"
Stopping where she was, Elfgiva gazed at him, and with a dawning comprehension
came back her interrupted fury. "The coiled snake," she repeated slowly; and
after that, in a rush of words, "Then it was you who enticed her away and
mistreated her? But what does it concern _you_ that I sent a snake? Where saw
you it? How knew you it had blood?" Without waiting for an answer, she turned
upon the Marshal, her lids contracted into narrow slits behind which her eyes
raged like prisoned animals. "It is you who are to blame for this! You who
miscarried my message. You have betrayed me, and I tell you--" Hysterical
tears broke her voice, but she pieced it together with her temper and went on
telling him all the bitter things she could think of, while he stood before
her in the grim silence of one who has long foreseen the disagreeable aspects
of his undertaking and made up his mind to endurance.

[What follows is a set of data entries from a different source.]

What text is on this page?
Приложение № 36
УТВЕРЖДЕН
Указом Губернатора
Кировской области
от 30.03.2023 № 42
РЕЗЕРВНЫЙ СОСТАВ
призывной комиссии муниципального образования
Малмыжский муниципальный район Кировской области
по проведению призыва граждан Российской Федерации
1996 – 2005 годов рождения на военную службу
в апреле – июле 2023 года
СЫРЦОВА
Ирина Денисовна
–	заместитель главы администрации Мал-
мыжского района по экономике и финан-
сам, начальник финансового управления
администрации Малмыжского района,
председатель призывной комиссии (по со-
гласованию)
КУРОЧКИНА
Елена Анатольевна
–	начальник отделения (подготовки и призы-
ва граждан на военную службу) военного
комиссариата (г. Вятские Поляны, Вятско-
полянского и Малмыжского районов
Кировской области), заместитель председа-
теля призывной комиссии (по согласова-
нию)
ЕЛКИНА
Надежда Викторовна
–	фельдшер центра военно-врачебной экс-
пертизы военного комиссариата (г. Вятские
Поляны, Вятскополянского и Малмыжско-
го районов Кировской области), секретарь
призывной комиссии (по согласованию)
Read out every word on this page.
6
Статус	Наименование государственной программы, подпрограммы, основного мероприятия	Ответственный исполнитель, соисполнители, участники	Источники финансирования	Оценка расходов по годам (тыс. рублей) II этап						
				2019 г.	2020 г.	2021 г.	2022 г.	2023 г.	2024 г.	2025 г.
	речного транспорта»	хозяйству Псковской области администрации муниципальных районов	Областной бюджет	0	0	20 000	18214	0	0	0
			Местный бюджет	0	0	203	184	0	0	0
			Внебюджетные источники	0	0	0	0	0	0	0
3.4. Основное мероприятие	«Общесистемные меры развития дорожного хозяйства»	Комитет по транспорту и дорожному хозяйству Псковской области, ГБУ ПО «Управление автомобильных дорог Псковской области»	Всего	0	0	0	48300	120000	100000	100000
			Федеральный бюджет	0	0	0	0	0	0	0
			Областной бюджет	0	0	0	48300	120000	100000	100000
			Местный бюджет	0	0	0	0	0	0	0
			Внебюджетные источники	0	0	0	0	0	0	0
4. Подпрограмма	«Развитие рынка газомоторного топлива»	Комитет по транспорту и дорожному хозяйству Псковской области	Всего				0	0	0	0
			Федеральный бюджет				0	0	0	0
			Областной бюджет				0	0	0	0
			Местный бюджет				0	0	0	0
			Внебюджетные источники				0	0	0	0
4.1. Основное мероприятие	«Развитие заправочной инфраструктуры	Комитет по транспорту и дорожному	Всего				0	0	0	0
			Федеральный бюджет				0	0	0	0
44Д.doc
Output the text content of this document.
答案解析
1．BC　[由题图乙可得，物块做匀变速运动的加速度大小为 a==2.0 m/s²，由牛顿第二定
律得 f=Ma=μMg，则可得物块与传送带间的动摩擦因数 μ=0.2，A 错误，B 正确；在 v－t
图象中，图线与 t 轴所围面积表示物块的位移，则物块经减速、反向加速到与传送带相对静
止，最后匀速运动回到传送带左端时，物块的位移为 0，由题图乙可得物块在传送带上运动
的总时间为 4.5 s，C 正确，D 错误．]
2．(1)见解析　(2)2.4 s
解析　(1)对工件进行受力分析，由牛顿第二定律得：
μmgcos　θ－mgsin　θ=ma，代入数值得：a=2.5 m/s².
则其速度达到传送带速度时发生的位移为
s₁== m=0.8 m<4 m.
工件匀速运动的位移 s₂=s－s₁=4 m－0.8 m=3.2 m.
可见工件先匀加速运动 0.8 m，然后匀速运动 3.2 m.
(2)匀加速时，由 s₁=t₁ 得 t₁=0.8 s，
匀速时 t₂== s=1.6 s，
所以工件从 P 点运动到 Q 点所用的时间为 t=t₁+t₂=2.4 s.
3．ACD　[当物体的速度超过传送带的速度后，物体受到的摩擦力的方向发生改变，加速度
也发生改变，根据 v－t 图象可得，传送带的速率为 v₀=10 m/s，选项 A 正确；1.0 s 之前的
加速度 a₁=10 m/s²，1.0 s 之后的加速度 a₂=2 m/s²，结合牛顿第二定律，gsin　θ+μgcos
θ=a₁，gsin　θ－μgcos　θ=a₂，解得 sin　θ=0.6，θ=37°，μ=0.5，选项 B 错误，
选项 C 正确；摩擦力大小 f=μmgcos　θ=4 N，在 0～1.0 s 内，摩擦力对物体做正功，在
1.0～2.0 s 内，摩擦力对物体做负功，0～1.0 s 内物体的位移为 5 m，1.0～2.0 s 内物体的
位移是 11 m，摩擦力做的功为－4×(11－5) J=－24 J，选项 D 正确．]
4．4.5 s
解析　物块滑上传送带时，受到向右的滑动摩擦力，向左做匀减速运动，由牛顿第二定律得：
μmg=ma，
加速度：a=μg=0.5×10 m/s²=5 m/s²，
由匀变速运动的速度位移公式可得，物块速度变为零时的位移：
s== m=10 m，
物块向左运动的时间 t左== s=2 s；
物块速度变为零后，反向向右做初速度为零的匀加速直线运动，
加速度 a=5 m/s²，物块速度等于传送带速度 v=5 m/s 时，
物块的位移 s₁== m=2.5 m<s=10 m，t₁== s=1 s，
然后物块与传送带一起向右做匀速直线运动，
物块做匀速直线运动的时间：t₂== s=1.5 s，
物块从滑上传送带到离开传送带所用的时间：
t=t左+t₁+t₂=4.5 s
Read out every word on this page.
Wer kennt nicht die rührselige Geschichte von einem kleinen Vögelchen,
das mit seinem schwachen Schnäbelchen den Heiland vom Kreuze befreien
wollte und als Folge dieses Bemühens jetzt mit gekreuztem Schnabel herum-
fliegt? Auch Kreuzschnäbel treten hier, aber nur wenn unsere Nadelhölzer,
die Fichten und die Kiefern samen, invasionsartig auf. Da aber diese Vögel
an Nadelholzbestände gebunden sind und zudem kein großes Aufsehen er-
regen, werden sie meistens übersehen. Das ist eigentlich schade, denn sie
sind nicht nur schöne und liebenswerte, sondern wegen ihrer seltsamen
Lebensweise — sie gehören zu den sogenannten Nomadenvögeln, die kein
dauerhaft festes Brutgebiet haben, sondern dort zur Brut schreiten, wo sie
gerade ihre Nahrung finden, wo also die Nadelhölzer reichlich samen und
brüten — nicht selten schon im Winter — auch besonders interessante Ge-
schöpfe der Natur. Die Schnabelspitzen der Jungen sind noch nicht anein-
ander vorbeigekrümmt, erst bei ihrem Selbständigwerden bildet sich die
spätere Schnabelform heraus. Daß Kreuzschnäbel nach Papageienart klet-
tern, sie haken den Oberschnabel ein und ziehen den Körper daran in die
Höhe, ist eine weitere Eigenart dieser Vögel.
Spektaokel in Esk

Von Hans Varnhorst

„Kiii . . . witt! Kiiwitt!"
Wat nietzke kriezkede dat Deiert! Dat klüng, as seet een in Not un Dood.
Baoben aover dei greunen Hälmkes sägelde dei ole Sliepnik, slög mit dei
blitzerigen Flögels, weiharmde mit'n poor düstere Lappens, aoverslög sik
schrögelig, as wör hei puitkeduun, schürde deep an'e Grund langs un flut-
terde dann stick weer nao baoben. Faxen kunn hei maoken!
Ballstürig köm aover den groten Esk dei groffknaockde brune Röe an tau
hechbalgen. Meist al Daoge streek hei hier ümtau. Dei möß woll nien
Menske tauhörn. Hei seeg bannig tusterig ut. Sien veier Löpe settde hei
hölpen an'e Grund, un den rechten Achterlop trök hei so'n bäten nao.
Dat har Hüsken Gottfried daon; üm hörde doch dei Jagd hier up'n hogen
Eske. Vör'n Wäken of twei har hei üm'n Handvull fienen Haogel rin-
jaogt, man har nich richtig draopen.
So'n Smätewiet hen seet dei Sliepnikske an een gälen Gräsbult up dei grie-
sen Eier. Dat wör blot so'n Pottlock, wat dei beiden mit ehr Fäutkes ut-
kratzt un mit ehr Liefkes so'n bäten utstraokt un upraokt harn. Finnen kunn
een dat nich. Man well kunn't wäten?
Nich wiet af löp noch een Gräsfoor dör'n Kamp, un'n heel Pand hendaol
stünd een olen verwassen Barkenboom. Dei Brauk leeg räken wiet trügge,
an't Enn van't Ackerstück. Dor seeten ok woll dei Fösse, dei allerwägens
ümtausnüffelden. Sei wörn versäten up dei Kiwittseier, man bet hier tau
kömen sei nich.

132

When she stopped for breath, he said steadily, "I declare with truth that you
cannot dislike what I have done much more than I, Lady of Northampton. I hope
it will be an excuse with you, as it is a comfort to me, that instead of
fetching you into trouble--"
Thorkel took the words from his lips, and no longer with sinister deliberation
but with a ferocity that showed itself in the gathering swiftness of his
speech. "Trouble--yes! By the Hammer of Thor, I think you deserve to have
trouble! Had any of your witches' brew done harm to the King, I can tell you
that you would not have lived much longer.